Gast-Herausgeber*Innen: Nora Lohmeyer, Jörg Sydow
Wertschöpfungsnetzwerke, die sich nicht selten über Ländergrenzen hinweg erstrecken, sind in der Regel durch komplexe Arbeitsbeziehungen gekennzeichnet. Ein Teil dieser Komplexität ist der geographischen Streuung von Wertschöpfung und der damit einhergehenden Vielfalt institutioneller Kontexte, inklusive rechtlicher und kultureller Unterschiede, geschuldet. Zudem tragen auch die für Netzwerke typische Desintegration von Arbeitnehmer*Innen und multiple Arbeitgeber*Innen sowie plurale Governance-Strukturen zu dieser Komplexität bei. Diese Bedingungen stellen die Interessenvertretung in und außerhalb von Betrieben und Unternehmen vor besondere Herausforderungen. Ausgehend von einem weiten Verständnis von Interessenvertretung, das neben den Interessen der Arbeitenden heutzutage auch jene anderer gesellschaftlicher Gruppen mehr oder weniger mit einschließt, stellen sich der Forschung und Praxis der industriellen Beziehungen u. a. folgende Fragen:
- Wie lässt sich Interessenvertretung in (globalen) Wertschöpfungsnetzwerken angesichts dieser spezifischen Bedingungen organisieren? Vor welchen Herausforderungen steht sie angesichts geographisch verzweigter Produktionsstandorte und komplexer Arbeitgeber*Innen-Arbeitnehmer*Innen-Beziehungen? Führen etwa non-territoriale Arbeitsplätze zu einem Verlust von Gesprächs- und gemeinsamen Erfahrungsräumen in den Belegschaften und gibt es Ansätze für neue (auch virtuelle) Räume der kollektiven Verständigung? Und welche Möglichkeiten der Interessenvertretung bestehen angesichts gravierender und eher zunehmender Machtunterschiede zwischen den Akteuren und angesichts der häufig schwach ausgeprägten gewerkschaftlichen Strukturen, gerade im sogenannten „globalen Süden“?

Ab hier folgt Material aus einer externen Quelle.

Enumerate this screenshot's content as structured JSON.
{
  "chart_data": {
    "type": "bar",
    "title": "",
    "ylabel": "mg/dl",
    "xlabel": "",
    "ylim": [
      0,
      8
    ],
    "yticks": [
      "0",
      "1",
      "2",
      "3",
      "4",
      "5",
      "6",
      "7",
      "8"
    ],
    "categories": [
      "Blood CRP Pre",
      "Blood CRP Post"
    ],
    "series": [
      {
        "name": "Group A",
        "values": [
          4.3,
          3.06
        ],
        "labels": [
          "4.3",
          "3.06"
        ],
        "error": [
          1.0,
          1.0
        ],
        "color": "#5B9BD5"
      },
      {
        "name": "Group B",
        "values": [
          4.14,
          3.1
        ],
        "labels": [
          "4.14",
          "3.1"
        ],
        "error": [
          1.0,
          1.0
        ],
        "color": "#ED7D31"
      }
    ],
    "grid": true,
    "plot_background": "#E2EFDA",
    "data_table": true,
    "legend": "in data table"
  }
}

- Welche (Kollektiv-)Akteure spielen neben den traditionellen Partnern – gerade in globalen Wertschöpfungsnetzwerken – eine Rolle? Welche Kooperationsformen und Konflikte ergeben sich aus neuartigen Akteurskonstellationen? Mithilfe welcher Praktiken lassen sich Kooperation zum Beispiel zwischen Gewerkschaften und auf nicht nur Arbeitsbeziehungen sondern auch Konsumverhalten gerichteten NGOs gestalten?
- Welche Möglichkeiten bieten sich angesichts der genannten erschwerten Bedingungen sowie der Durchsetzung globaler neoliberaler Ideologien – die Standortwettbewerb, Individualität und Selbstorganisation betonen – für die Entwicklung neuartiger Formen der Interessenvertretung, wie z. B. Worker Participation Committees? Und wie verhalten sich diese zu traditionellen Formen der Interessenvertretung?
- Wie lassen sich aktuelle Politik- und Governance-Ansätze (transnationaler) industrieller Beziehungen wie etwa „global framework agreements“ (GFAs) und „multifirm transnational industrial relations agreements“ (TIRAs) bewerten; welcher neuen Ansätze bedarf es und wie verhalten sie sich zu strategischen Ansätzen unternehmerischer Nachhaltigkeit und Verantwortung (CSR)?
Erwünscht sind folglich sowohl Beiträge, die sich empirisch mit den strukturellen Voraussetzungen, Grundlagen und Hemmnissen für Interessenvertretung in (globalen) Wertschöpfungsnetzwerken befassen, wie auch solche, die Praktiken der Interessenvertretung in den Blick nehmen und „promising practices“-Beispiele aufzeigen. Auch Beiträge, die die Interessenvertretung in (globalen) Wertschöpfungsnetzwerken aus theoretischer Perspektive betrachten und Vorschläge zur Weiterentwicklung entsprechender Forschungsmethoden ausarbeiten, sind sehr willkommen.
Die Einreichungsfrist endet am 15.04.2020.